Many teams have both shapes. The public site can live in one framework, and the authenticated app in another, or a single framework can host both with clear boundaries. Vercel's role is to remove the operational drag from that decision. You can deploy the framework that fits the surface, get a Preview Deployment for every commit, and run the server work on the same production platform.
If the hardest parts of your app are URL state, loader state, and the server boundary, TanStack Start keeps those concerns type-safe in one place rather than spreading them across the stack. If the hardest parts are content rendering and publishing, start with Next.js. Either way, you can deploy on Vercel, so you can pick the framework that fits what you're building without switching deployment platforms.

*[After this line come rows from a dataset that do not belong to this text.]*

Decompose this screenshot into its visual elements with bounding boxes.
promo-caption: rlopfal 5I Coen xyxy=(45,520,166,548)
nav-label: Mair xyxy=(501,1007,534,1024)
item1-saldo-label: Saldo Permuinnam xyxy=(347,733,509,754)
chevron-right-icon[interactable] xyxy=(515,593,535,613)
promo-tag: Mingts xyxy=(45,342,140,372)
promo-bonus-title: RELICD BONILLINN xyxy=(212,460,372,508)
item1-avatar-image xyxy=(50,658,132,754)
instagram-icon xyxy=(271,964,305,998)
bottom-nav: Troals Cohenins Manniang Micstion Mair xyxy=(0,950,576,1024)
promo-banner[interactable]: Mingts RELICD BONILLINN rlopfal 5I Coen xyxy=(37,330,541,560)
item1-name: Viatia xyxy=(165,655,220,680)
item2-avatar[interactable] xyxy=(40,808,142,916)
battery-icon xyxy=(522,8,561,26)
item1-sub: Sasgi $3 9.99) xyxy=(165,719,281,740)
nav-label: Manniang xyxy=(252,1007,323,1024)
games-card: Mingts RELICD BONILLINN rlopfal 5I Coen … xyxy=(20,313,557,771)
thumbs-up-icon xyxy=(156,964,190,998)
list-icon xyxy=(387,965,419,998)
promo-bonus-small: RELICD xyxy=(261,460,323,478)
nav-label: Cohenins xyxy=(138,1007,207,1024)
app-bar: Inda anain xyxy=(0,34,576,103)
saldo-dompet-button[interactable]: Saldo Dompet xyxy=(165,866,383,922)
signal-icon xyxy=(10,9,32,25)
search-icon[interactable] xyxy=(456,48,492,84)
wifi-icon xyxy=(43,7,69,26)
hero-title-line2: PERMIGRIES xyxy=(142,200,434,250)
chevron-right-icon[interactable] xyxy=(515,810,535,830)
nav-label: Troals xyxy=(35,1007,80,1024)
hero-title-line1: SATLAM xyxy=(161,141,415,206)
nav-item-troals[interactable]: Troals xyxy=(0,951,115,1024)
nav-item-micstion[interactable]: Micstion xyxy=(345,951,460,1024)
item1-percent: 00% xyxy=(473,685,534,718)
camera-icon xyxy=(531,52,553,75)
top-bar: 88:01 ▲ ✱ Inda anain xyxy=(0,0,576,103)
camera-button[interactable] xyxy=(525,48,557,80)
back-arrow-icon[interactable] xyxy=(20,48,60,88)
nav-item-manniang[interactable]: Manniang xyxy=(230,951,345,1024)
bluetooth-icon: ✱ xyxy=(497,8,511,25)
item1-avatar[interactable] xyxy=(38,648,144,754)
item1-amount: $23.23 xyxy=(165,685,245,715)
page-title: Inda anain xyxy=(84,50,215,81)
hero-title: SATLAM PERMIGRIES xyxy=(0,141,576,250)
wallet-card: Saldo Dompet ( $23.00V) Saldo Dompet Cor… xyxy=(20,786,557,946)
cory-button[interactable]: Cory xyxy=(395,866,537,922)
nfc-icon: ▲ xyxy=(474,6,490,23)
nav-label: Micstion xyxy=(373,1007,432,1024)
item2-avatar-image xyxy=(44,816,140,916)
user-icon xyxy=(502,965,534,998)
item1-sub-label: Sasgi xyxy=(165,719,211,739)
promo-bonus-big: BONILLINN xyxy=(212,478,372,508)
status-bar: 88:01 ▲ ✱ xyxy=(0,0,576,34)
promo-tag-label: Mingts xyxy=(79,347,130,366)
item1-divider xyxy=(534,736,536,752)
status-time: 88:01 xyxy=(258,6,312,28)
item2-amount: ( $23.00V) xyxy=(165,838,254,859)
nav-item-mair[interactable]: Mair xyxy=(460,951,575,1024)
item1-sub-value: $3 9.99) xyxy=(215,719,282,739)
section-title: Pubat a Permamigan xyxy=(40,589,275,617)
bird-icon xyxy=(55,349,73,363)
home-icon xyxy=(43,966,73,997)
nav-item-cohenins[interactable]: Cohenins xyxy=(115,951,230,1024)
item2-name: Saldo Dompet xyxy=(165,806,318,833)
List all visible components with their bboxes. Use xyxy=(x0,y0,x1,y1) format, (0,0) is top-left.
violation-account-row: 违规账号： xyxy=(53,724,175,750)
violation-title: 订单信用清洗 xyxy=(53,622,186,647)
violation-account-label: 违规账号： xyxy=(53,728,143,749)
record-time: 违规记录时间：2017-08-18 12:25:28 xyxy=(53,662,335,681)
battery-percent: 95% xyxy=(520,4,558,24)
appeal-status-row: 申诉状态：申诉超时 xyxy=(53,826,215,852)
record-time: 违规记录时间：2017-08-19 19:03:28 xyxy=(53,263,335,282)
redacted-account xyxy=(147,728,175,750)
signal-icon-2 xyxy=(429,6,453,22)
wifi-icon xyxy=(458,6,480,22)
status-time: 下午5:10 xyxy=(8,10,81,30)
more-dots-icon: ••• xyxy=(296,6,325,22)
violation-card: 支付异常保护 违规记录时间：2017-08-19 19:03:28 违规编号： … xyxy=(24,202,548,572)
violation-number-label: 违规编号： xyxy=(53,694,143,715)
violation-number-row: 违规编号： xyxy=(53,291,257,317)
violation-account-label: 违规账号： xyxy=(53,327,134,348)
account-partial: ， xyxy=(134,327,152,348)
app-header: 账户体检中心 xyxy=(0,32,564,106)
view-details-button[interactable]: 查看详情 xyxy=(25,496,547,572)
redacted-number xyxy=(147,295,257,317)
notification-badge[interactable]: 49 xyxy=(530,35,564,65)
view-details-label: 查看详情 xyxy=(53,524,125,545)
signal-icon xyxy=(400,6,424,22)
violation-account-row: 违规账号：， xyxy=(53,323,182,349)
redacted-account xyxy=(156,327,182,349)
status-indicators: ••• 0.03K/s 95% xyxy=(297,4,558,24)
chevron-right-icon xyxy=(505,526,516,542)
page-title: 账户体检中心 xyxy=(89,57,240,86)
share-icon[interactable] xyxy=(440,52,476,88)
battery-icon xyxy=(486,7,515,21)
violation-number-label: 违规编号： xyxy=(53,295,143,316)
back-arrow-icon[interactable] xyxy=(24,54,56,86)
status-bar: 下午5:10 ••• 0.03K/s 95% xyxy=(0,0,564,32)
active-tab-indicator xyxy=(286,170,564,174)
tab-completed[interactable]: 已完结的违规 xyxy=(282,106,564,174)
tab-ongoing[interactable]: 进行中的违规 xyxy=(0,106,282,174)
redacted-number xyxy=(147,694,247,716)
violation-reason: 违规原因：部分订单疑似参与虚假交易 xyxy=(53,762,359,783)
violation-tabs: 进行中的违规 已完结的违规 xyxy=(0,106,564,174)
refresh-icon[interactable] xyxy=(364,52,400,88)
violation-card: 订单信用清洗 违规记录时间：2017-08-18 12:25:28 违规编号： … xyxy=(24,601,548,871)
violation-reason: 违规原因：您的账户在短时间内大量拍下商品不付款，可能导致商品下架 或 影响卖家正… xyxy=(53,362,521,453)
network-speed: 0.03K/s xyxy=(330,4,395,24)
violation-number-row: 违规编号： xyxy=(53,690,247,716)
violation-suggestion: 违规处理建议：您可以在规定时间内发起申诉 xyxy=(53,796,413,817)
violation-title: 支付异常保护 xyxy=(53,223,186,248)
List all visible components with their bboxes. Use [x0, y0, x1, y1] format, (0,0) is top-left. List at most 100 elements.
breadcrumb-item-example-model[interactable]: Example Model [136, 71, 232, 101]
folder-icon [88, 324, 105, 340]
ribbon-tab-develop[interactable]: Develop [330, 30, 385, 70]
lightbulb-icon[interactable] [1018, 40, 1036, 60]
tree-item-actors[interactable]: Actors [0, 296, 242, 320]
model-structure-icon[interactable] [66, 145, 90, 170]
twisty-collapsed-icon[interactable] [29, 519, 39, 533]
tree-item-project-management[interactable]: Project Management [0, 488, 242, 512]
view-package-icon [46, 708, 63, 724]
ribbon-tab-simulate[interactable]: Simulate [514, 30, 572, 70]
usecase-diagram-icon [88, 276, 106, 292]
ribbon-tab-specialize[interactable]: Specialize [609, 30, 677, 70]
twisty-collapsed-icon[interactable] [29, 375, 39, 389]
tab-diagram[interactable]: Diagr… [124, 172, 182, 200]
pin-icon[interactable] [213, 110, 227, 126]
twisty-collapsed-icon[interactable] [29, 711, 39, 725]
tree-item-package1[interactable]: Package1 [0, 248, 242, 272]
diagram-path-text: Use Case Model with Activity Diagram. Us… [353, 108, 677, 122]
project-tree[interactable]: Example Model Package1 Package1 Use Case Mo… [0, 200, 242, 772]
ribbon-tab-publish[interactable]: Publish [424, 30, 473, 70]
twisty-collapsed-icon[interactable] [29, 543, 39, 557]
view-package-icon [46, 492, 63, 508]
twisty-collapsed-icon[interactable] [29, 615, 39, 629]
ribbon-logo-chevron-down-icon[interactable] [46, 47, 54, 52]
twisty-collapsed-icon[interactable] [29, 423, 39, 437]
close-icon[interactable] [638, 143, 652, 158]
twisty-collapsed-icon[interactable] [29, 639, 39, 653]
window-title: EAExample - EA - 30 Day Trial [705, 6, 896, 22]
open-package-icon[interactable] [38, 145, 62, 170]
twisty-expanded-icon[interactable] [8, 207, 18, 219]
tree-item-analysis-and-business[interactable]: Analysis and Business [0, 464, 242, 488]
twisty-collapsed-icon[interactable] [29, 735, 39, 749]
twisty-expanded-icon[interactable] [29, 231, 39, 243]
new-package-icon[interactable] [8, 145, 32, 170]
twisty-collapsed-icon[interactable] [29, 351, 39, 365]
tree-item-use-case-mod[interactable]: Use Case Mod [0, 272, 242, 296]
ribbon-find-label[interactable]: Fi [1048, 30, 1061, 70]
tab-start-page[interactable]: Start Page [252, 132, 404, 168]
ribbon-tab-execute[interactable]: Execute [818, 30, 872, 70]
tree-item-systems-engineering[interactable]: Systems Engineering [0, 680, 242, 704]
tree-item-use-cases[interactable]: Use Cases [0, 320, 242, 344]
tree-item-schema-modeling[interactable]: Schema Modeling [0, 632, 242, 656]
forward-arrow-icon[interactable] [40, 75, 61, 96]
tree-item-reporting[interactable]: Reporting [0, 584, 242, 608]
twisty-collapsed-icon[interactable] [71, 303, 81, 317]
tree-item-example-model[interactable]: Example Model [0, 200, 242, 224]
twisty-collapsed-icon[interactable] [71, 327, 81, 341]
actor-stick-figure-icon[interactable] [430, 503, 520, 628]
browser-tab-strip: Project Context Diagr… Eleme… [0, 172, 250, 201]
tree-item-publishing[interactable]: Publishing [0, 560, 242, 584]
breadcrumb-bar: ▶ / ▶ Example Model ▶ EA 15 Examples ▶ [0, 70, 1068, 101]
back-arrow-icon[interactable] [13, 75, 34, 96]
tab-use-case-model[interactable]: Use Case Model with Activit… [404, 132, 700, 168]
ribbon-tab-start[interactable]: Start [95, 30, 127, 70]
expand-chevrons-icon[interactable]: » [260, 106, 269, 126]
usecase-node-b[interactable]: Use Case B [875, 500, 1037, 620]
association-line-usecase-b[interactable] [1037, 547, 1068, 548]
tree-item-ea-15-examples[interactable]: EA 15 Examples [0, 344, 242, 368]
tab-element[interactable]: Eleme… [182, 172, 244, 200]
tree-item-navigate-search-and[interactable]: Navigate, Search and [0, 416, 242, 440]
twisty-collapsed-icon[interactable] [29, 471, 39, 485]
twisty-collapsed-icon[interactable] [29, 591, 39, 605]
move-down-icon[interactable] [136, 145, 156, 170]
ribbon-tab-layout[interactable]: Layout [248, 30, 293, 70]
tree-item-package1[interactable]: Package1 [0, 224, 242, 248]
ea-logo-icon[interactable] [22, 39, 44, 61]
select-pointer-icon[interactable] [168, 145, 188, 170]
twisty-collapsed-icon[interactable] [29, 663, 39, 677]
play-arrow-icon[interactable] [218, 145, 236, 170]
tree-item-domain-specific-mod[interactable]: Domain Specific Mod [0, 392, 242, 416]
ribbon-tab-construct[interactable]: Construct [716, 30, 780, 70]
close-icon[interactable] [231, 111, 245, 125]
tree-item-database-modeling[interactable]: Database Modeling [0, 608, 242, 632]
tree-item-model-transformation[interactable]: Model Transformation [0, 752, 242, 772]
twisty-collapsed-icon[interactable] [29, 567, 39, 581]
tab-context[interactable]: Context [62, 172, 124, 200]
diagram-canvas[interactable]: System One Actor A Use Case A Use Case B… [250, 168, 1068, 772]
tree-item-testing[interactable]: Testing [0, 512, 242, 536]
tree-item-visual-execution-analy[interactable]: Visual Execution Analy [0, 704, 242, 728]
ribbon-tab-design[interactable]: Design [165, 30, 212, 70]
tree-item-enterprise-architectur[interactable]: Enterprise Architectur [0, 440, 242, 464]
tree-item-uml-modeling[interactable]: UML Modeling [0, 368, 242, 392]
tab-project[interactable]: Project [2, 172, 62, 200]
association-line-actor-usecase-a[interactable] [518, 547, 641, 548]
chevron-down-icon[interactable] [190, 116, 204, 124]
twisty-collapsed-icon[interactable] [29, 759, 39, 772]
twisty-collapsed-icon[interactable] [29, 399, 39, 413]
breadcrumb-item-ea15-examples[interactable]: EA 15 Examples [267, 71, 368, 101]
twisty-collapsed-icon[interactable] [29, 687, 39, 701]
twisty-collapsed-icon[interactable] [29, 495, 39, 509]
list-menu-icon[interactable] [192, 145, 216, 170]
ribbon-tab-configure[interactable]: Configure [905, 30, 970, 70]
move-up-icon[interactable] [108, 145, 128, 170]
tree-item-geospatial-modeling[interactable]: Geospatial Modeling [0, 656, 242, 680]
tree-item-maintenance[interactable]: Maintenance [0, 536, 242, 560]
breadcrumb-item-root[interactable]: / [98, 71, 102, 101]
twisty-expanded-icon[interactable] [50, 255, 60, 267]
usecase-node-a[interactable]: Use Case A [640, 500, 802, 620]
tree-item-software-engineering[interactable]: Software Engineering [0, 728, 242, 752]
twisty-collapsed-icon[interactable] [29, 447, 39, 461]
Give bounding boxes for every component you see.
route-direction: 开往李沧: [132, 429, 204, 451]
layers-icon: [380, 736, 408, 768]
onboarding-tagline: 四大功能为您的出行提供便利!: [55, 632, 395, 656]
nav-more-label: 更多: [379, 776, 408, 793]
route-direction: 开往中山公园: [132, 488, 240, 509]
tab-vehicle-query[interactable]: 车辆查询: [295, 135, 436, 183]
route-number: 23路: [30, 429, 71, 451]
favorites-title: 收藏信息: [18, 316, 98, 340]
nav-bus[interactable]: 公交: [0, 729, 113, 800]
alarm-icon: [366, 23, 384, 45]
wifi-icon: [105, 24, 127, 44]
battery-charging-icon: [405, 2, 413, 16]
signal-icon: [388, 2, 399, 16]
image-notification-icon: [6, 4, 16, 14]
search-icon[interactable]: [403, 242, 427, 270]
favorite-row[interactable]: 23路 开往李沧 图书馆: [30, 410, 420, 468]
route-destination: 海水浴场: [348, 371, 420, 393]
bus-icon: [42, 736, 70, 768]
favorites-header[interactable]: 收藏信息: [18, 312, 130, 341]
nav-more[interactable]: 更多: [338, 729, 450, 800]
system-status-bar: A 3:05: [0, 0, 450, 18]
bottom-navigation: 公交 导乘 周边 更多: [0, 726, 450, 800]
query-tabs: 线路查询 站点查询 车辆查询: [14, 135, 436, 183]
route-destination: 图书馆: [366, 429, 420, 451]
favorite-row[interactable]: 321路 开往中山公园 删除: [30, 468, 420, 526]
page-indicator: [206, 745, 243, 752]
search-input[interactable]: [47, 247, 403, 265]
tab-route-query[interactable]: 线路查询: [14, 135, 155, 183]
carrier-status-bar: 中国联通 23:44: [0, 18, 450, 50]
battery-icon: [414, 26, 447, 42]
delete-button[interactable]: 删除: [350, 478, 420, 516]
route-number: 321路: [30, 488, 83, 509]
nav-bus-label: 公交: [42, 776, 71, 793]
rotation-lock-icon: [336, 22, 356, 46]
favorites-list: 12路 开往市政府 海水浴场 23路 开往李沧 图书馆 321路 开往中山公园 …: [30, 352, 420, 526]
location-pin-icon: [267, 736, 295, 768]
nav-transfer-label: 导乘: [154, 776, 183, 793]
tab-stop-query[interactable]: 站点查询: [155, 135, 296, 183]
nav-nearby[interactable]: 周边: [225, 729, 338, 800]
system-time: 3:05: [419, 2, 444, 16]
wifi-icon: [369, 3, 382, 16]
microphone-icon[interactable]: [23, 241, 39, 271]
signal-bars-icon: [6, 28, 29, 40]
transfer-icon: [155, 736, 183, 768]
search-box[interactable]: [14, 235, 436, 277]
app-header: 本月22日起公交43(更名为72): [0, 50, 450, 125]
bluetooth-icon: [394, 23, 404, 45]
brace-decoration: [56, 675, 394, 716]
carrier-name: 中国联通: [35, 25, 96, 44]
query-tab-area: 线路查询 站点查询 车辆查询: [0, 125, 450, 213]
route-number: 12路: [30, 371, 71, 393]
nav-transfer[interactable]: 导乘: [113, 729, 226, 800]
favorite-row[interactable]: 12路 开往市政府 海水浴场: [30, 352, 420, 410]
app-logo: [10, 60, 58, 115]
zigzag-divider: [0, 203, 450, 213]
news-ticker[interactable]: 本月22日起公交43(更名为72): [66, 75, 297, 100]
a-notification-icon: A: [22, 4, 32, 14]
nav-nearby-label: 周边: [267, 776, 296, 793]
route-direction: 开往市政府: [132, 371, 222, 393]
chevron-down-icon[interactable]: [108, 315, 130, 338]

Start a new project on Vercel to deploy a TanStack Start or Next.js app.
Link to headingFAQ
Link to headingWhat is TanStack Start?
TanStack Start is a full-stack React framework built around TanStack Router. It adds the framework pieces around the router, including server entry, client entry, full-document SSR, streaming, route loaders, server functions, and deployment targets.
The important design choice is to keep the route tree central, so URL state and server calls remain defined together rather than scattered across the component tree.
Link to headingHow is TanStack Start different from Next.js App Router?
Next.js App Router is server-centric by default. React Server Components, framework caching, route handlers, Server Functions, and ISR are integrated into the application model.
TanStack Start is route-first and operates as a traditional SPA by default. Next.js and React Router both support SPA modes; the difference is that this is the default in TanStack Start, not an opt-in. Server execution is explicit through route loaders and createServerFn, and the router carries type information for params, search state, loader data, and route hooks.
Neither model is better in the abstract. Next.js fits content-heavy and server-component-heavy applications well. TanStack Start is well-suited to interactive apps where typed URL state and client-side application state are load-bearing.
Link to headingCan TanStack Start deploy to Vercel?
Vercel supports TanStack Start via Nitro, with Vercel Functions and Fluid compute as runtimes. Git deployments can produce Preview Deployments per commit, production deploys are immutable artifacts, and server functions can use Active CPU pricing for I/O-heavy work.
Ultimately, this decouples your choice of framework from your deployment target. A TanStack Start app can keep its route-first architecture while running on the same platform primitives Vercel provides for full-stack web applications.